Along those same lines there's a four-part retrospective on the films with authors/film historians Gary D. Rhodes and Gregory William Mank, who get into the nitty-gritty of each film, telling the behind-the-scenes stories, the relationship between the stars, all peppered with vintage images and clips from the films. It's a solid watch that add up to about 75-min, spread out across the four discs.



The 56-min 'Dreams Within a Dream: The Classic Cinema of Edgar Allan Poe' is narrated by Doug Bradley, and written by Steve Haberman. It walks us through the various Edgar Allan Poe adaptations in cinema from the early days of silent movie-making on through to the Roger Corman Poe cycle of films and slightly beyond. 

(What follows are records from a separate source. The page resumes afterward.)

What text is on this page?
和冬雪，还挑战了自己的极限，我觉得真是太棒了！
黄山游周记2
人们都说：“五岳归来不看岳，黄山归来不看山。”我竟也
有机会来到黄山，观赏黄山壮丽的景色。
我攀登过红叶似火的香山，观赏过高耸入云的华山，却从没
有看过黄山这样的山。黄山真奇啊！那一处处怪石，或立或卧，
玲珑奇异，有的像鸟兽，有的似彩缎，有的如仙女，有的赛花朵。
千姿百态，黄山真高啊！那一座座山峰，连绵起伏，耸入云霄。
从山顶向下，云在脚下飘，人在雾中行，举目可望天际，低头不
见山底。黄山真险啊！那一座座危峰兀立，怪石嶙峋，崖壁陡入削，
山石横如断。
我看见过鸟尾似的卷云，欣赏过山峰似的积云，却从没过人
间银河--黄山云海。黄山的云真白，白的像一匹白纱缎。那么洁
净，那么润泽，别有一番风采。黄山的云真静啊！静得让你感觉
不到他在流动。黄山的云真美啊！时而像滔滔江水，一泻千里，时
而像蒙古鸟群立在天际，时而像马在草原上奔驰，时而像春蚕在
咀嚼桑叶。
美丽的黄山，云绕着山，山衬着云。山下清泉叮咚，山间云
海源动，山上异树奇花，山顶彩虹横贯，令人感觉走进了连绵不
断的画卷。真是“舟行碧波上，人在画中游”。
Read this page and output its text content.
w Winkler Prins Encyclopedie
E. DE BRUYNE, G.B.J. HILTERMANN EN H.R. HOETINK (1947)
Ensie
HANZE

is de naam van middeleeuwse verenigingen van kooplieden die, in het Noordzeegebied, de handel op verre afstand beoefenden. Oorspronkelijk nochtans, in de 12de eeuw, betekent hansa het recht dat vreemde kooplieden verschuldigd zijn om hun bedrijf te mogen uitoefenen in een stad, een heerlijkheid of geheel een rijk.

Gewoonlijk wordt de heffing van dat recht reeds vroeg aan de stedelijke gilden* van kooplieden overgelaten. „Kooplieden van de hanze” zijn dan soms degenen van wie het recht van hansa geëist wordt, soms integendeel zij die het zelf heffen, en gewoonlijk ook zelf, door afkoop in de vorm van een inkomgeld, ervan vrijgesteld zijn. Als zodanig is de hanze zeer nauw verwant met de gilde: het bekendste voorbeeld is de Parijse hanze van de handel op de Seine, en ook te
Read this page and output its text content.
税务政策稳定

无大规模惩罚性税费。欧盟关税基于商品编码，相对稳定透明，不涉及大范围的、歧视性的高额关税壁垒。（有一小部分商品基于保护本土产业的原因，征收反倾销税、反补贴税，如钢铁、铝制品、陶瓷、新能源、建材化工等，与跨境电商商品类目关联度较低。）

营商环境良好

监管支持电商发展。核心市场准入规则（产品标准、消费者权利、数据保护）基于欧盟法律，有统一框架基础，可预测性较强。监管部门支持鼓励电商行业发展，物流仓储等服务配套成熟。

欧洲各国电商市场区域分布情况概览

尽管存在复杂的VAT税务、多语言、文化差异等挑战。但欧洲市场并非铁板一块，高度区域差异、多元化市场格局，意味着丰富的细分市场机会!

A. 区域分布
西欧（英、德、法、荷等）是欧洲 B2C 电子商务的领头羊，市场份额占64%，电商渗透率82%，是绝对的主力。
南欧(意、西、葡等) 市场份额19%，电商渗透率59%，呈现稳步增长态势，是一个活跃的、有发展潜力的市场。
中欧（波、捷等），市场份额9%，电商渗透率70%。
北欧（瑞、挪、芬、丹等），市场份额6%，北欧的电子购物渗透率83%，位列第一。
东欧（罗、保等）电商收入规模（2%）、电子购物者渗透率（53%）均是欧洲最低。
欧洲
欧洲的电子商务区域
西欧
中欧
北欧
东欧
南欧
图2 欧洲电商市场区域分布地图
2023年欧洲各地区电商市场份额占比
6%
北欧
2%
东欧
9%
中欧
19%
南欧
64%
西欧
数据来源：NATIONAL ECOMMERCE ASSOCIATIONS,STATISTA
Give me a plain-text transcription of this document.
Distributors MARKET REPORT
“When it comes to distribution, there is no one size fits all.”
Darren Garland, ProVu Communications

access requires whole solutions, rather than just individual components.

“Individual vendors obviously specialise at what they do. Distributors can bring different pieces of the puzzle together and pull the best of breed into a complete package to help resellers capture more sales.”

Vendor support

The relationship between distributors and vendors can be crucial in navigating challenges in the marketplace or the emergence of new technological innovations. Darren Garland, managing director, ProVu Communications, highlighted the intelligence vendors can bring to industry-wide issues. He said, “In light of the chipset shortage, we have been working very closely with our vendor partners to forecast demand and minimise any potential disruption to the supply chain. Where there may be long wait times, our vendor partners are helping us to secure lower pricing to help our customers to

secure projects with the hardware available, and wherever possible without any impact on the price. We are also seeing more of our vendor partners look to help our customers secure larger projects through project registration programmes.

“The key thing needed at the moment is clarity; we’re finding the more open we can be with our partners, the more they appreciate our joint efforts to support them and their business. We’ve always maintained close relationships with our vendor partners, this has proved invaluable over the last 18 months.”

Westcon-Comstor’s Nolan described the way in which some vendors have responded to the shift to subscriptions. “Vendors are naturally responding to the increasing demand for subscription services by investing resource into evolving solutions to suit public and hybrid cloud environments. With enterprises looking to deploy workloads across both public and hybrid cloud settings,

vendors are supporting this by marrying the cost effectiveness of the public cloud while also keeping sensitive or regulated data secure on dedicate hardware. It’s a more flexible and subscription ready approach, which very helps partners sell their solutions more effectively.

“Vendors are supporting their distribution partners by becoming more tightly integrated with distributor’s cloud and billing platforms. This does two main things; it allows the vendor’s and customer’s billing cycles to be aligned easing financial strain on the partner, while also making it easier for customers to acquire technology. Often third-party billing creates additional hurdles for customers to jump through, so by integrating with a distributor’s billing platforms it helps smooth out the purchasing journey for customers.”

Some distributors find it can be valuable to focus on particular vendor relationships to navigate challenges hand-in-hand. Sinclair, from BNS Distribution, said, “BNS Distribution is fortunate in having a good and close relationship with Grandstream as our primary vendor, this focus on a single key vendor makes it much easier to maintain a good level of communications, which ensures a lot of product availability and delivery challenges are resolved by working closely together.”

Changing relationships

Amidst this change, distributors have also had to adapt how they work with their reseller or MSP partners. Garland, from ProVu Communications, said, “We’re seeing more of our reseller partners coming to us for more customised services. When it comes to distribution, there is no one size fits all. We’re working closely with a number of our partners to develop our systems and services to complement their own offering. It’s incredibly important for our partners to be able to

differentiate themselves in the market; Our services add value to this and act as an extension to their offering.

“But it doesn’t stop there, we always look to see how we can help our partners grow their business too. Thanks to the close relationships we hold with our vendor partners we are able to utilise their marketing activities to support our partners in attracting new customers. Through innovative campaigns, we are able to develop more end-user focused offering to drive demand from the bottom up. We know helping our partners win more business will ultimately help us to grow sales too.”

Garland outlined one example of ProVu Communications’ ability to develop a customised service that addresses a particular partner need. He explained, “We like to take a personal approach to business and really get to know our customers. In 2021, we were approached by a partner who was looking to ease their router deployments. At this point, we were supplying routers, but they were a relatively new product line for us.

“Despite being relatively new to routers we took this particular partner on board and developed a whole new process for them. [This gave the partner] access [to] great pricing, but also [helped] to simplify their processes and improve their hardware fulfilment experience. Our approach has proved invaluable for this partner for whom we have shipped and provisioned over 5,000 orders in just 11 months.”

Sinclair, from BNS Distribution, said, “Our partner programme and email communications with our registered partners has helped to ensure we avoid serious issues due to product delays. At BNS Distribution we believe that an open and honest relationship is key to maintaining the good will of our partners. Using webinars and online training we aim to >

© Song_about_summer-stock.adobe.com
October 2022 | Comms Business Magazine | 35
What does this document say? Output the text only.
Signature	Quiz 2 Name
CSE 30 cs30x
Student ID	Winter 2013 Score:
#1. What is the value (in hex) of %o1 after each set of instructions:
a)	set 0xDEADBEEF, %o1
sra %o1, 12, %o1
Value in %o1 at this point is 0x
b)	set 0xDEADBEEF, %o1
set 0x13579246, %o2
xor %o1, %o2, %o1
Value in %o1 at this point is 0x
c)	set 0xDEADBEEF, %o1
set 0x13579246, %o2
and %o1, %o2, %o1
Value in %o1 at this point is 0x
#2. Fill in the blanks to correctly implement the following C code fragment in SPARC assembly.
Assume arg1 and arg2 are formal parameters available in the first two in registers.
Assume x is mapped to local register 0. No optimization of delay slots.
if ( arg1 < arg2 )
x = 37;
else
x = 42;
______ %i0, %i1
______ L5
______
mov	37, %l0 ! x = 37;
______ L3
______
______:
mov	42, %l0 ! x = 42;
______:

We also get a pair audio recording of Edgar Allen Poe “The Tell-Tale Heart”, a 13-min reading by Bela Lugosi and a 26-min reading by Boris Karloff. There's also a short clip of Lugosi and Karloff dressed in character at a Black Cat-themed contest, plus a selection of trailers for The Invisible Ray and Black Friday, and an an extensive gallery of still and posters for each of the films.

The four-disc set arrives in an oversized Blu-ray keepcase with a sleeve of artwork featuring the original movie posters for each films. The reverse side is simple black background with "Universal Horror Collection Volume 1" lettering on it, which seems a bit of a waste, there are so many cool vintage movie posters for these films that could have been plastered on the reverse side, or we could have got a 4-panel art option with each of the artworks on their own panel, that would have been cool! Inside there's a 12-page booklet with cast and credit information, plus stills and movie posters for all four films. The whole presentation is very similar to the way that Scream Factory did their Vincent Price Collections. There's also s slipcover with the same artwork and as the wrap.  

This is a wonderful set of films for those looking to explore Universal's early films outside of the traditional Universal monsters franchises, or those looking deeper into the filmographies of horror icons Boris Karloff and Bela Lugosi, this is a top-notch set for lovers of vintage horror Universal horror, highly recommended.